Why does pd.Series([np.nan]) | pd.Series([True]) evaluate to False?

Question

Why does the following code return False?

>>> pd.Series([np.nan]) | pd.Series([True])
0    False
dtype: bool

Looks like a bug, since the commutative yield `True`. Should open an issue in their github. — rafaelc, May 08 '20 at 21:01
This is interesting. Note, `np.nan or True` evaluates to `nan`, basically, `nan` will propagate in your operations. What is *super* weird is that *actually* `bool(np.nan)` will be `True`, and even more strangely, `pd.Series([np.nan],dtype=np.bool)` gives you a series with a single `True` — juanpa.arrivillaga, May 08 '20 at 21:01
@juanpa.arrivillaga To make the story more interesting, `pd.NA` (as opposed to `np.nan`) does not propagate. — rafaelc, May 08 '20 at 21:03
[Here](https://github.com/pandas-dev/pandas/issues/6528)'s a related discussion from pandas GitHub page. — ayhan, May 08 '20 at 21:23
Related thread here: https://stackoverflow.com/questions/37131462/comparing-logical-values-to-nan-in-pandas-numpy — Ji Wei, May 22 '20 at 03:30

Reuben · Answer 1 · 2020-05-25T14:48:15.183

4

I think this is because np.nan has metaclass of float and I guess overrides __bool__ to be non-zero:

np.nan.__bool__() == True

In the same way:

>>>np.nan or None
nan

A solution in pandas would be:

pd.Series([np.nan]).fillna(False) | pd.Series([True])

EDIT ***

For clarity, in pandas 0.24.1 in the method: _bool_method_SERIES on line 1816 of .../pandas/core/ops.py there is an assignment:

    fill_bool = lambda x: x.fillna(False).astype(bool)

which is where the behaviour you are describing is coming from. I.e. it's been purposefully designed so that np.nan is treated like a False value (whenever doing an or operation)

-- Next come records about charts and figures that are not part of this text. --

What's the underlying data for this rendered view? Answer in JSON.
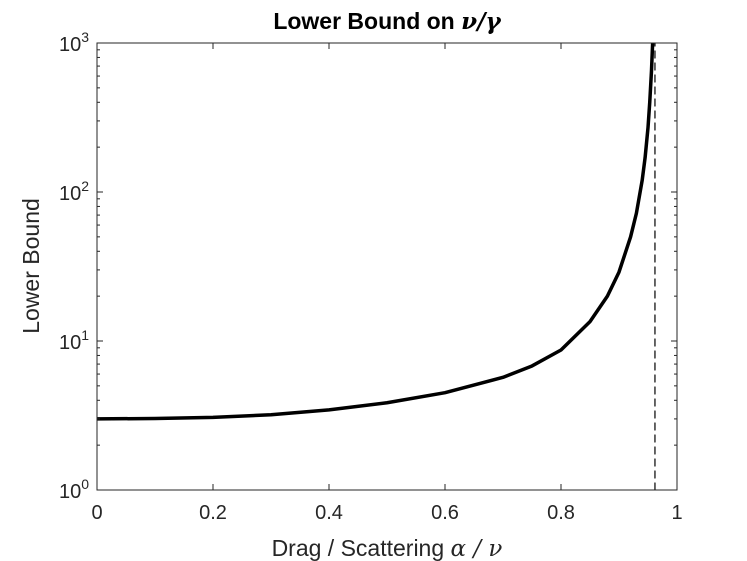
{
  "chart_data": {
    "type": "line",
    "title": {
      "text": "Lower Bound on ",
      "math": "ν/γ"
    },
    "xlabel": {
      "text": "Drag / Scattering ",
      "math": "α / ν"
    },
    "ylabel": "Lower Bound",
    "xlim": [
      0,
      1
    ],
    "ylim": [
      1,
      1000
    ],
    "yscale": "log",
    "xticks": [
      {
        "value": 0,
        "label": "0"
      },
      {
        "value": 0.2,
        "label": "0.2"
      },
      {
        "value": 0.4,
        "label": "0.4"
      },
      {
        "value": 0.6,
        "label": "0.6"
      },
      {
        "value": 0.8,
        "label": "0.8"
      },
      {
        "value": 1,
        "label": "1"
      }
    ],
    "yticks": [
      {
        "value": 1,
        "base": "10",
        "exp": "0"
      },
      {
        "value": 10,
        "base": "10",
        "exp": "1"
      },
      {
        "value": 100,
        "base": "10",
        "exp": "2"
      },
      {
        "value": 1000,
        "base": "10",
        "exp": "3"
      }
    ],
    "grid": false,
    "series": [
      {
        "style": "solid",
        "color": "#000000",
        "x": [
          0,
          0.1,
          0.2,
          0.3,
          0.4,
          0.5,
          0.6,
          0.7,
          0.75,
          0.8,
          0.85,
          0.88,
          0.9,
          0.92,
          0.93,
          0.94,
          0.945,
          0.95,
          0.953,
          0.956,
          0.958,
          0.96
        ],
        "y": [
          3.0,
          3.02,
          3.07,
          3.2,
          3.45,
          3.85,
          4.5,
          5.7,
          6.8,
          8.7,
          13.5,
          20,
          29,
          50,
          72,
          120,
          170,
          270,
          400,
          650,
          1000,
          1500
        ]
      },
      {
        "style": "dashed",
        "color": "#000000",
        "x": [
          0.962,
          0.962
        ],
        "y": [
          1,
          1000
        ]
      }
    ]
  }
}
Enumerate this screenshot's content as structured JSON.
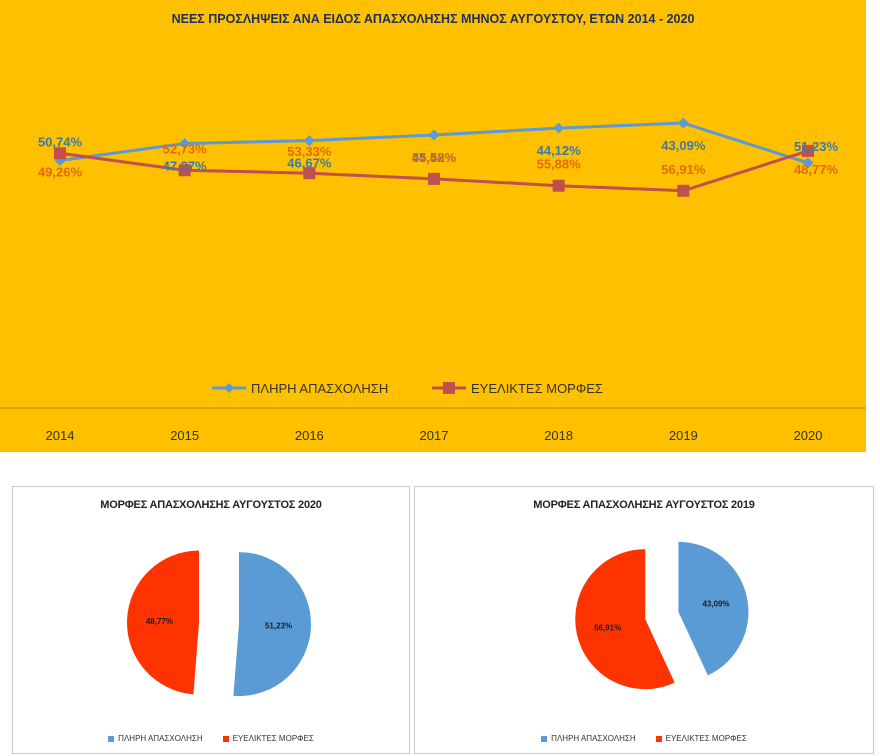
{
  "chart_data": [
    {
      "type": "line",
      "title": "ΝΕΕΣ ΠΡΟΣΛΗΨΕΙΣ ΑΝΑ ΕΙΔΟΣ ΑΠΑΣΧΟΛΗΣΗΣ ΜΗΝΟΣ ΑΥΓΟΥΣΤΟΥ, ΕΤΩΝ 2014 - 2020",
      "categories": [
        "2014",
        "2015",
        "2016",
        "2017",
        "2018",
        "2019",
        "2020"
      ],
      "series": [
        {
          "name": "ΠΛΗΡΗ ΑΠΑΣΧΟΛΗΣΗ",
          "color": "#5B9BD5",
          "marker": "diamond",
          "values": [
            50.74,
            47.27,
            46.67,
            45.52,
            44.12,
            43.09,
            51.23
          ],
          "labels": [
            "50,74%",
            "47,27%",
            "46,67%",
            "45,52%",
            "44,12%",
            "43,09%",
            "51,23%"
          ]
        },
        {
          "name": "ΕΥΕΛΙΚΤΕΣ ΜΟΡΦΕΣ",
          "color": "#C0504D",
          "marker": "square",
          "values": [
            49.26,
            52.73,
            53.33,
            54.48,
            55.88,
            56.91,
            48.77
          ],
          "labels": [
            "49,26%",
            "52,73%",
            "53,33%",
            "54,48%",
            "55,88%",
            "56,91%",
            "48,77%"
          ]
        }
      ],
      "legend_position": "bottom",
      "grid": false
    },
    {
      "type": "pie",
      "title": "ΜΟΡΦΕΣ ΑΠΑΣΧΟΛΗΣΗΣ ΑΥΓΟΥΣΤΟΣ 2020",
      "slices": [
        {
          "name": "ΠΛΗΡΗ ΑΠΑΣΧΟΛΗΣΗ",
          "value": 51.23,
          "label": "51,23%",
          "color": "#5B9BD5"
        },
        {
          "name": "ΕΥΕΛΙΚΤΕΣ  ΜΟΡΦΕΣ",
          "value": 48.77,
          "label": "48,77%",
          "color": "#FF3300"
        }
      ],
      "legend_position": "bottom"
    },
    {
      "type": "pie",
      "title": "ΜΟΡΦΕΣ ΑΠΑΣΧΟΛΗΣΗΣ ΑΥΓΟΥΣΤΟΣ 2019",
      "slices": [
        {
          "name": "ΠΛΗΡΗ ΑΠΑΣΧΟΛΗΣΗ",
          "value": 43.09,
          "label": "43,09%",
          "color": "#5B9BD5"
        },
        {
          "name": "ΕΥΕΛΙΚΤΕΣ  ΜΟΡΦΕΣ",
          "value": 56.91,
          "label": "56,91%",
          "color": "#FF3300"
        }
      ],
      "legend_position": "bottom"
    }
  ],
  "colors": {
    "panel_background": "#FFC000",
    "axis_line": "#B8860B"
  }
}
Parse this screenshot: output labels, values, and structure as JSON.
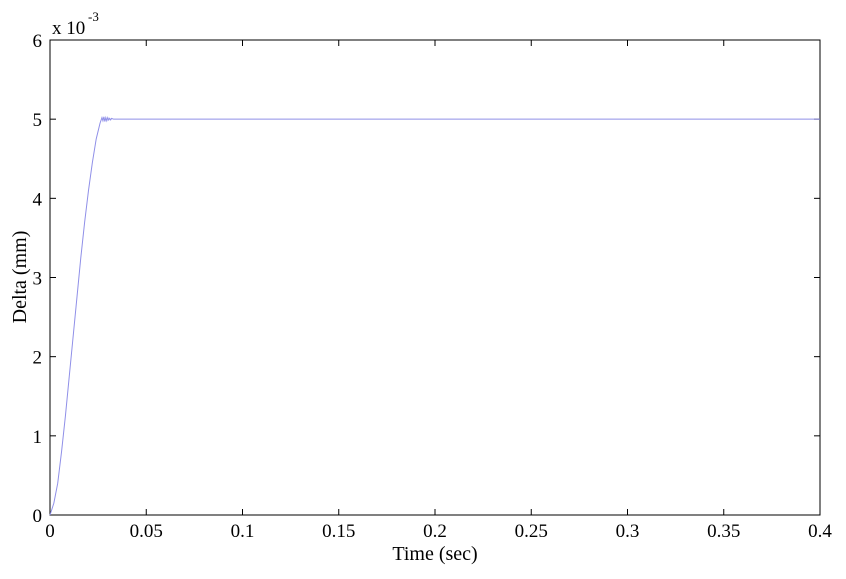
{
  "chart_data": {
    "type": "line",
    "title": "",
    "xlabel": "Time (sec)",
    "ylabel": "Delta (mm)",
    "y_multiplier_label": "x 10",
    "y_multiplier_exponent": "-3",
    "xlim": [
      0,
      0.4
    ],
    "ylim": [
      0,
      6
    ],
    "x_ticks": [
      0,
      0.05,
      0.1,
      0.15,
      0.2,
      0.25,
      0.3,
      0.35,
      0.4
    ],
    "x_tick_labels": [
      "0",
      "0.05",
      "0.1",
      "0.15",
      "0.2",
      "0.25",
      "0.3",
      "0.35",
      "0.4"
    ],
    "y_ticks": [
      0,
      1,
      2,
      3,
      4,
      5,
      6
    ],
    "y_tick_labels": [
      "0",
      "1",
      "2",
      "3",
      "4",
      "5",
      "6"
    ],
    "grid": false,
    "line_color": "#8f8fe8",
    "series": [
      {
        "x": [
          0,
          0.002,
          0.004,
          0.006,
          0.008,
          0.01,
          0.012,
          0.014,
          0.016,
          0.018,
          0.02,
          0.022,
          0.024,
          0.026,
          0.027,
          0.0275,
          0.028,
          0.0285,
          0.029,
          0.0295,
          0.03,
          0.0305,
          0.031,
          0.0315,
          0.032,
          0.033,
          0.034,
          0.04,
          0.1,
          0.2,
          0.3,
          0.4
        ],
        "y": [
          0,
          0.15,
          0.4,
          0.8,
          1.25,
          1.75,
          2.25,
          2.75,
          3.25,
          3.7,
          4.1,
          4.45,
          4.75,
          4.95,
          5.02,
          4.98,
          5.03,
          4.97,
          5.02,
          4.98,
          5.02,
          4.99,
          5.01,
          4.99,
          5.01,
          5.0,
          5.0,
          5.0,
          5.0,
          5.0,
          5.0,
          5.0
        ]
      }
    ]
  }
}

edited May 25 '20 at 14:48

answered May 25 '20 at 09:04

Reuben

68
7

*"...so that `np.nan` is treated like a `False` value (whenever doing an or operation)"* - **no**, `np.nan` is not treated as something different, try yourself `np.nan or True` and you will see that the result is `np.nan`. – MarianD May 25 '20 at 17:16
@MarianD - hey, I think I referenced that above; but my point is that `pandas` fills `np.nan` with `False` during `__or__` operations - hope that helps. – Reuben May 25 '20 at 21:18
**1.** Sorry, you referenced nothing (no links in your answer; BTW why version 0.24.1?). **2.** If — as you states — “padnas fill `np.nan` with `False`”, why `False or True` gives `False` (as in OP example)? – MarianD May 26 '20 at 07:55
BTW, you could be more specific directly in your answer. – MarianD May 26 '20 at 08:06

MarianD · Answer 2 · 2020-05-26T07:59:03.460

Compare your case (with the explicit dtype to emphasize the inferred one):

In[11]: pd.Series([np.nan], dtype=float) | pd.Series([True])

Out[11]: 
0    False
dtype: bool

with a similar one (only dtype is now bool):

In[12]: pd.Series([np.nan], dtype=bool) | pd.Series([True])

Out[12]: 
0    True
dtype: bool

Do you see the difference?

The explanation:

In the first case (yours), np.nan propagates itself in the logical operation or (under the hood)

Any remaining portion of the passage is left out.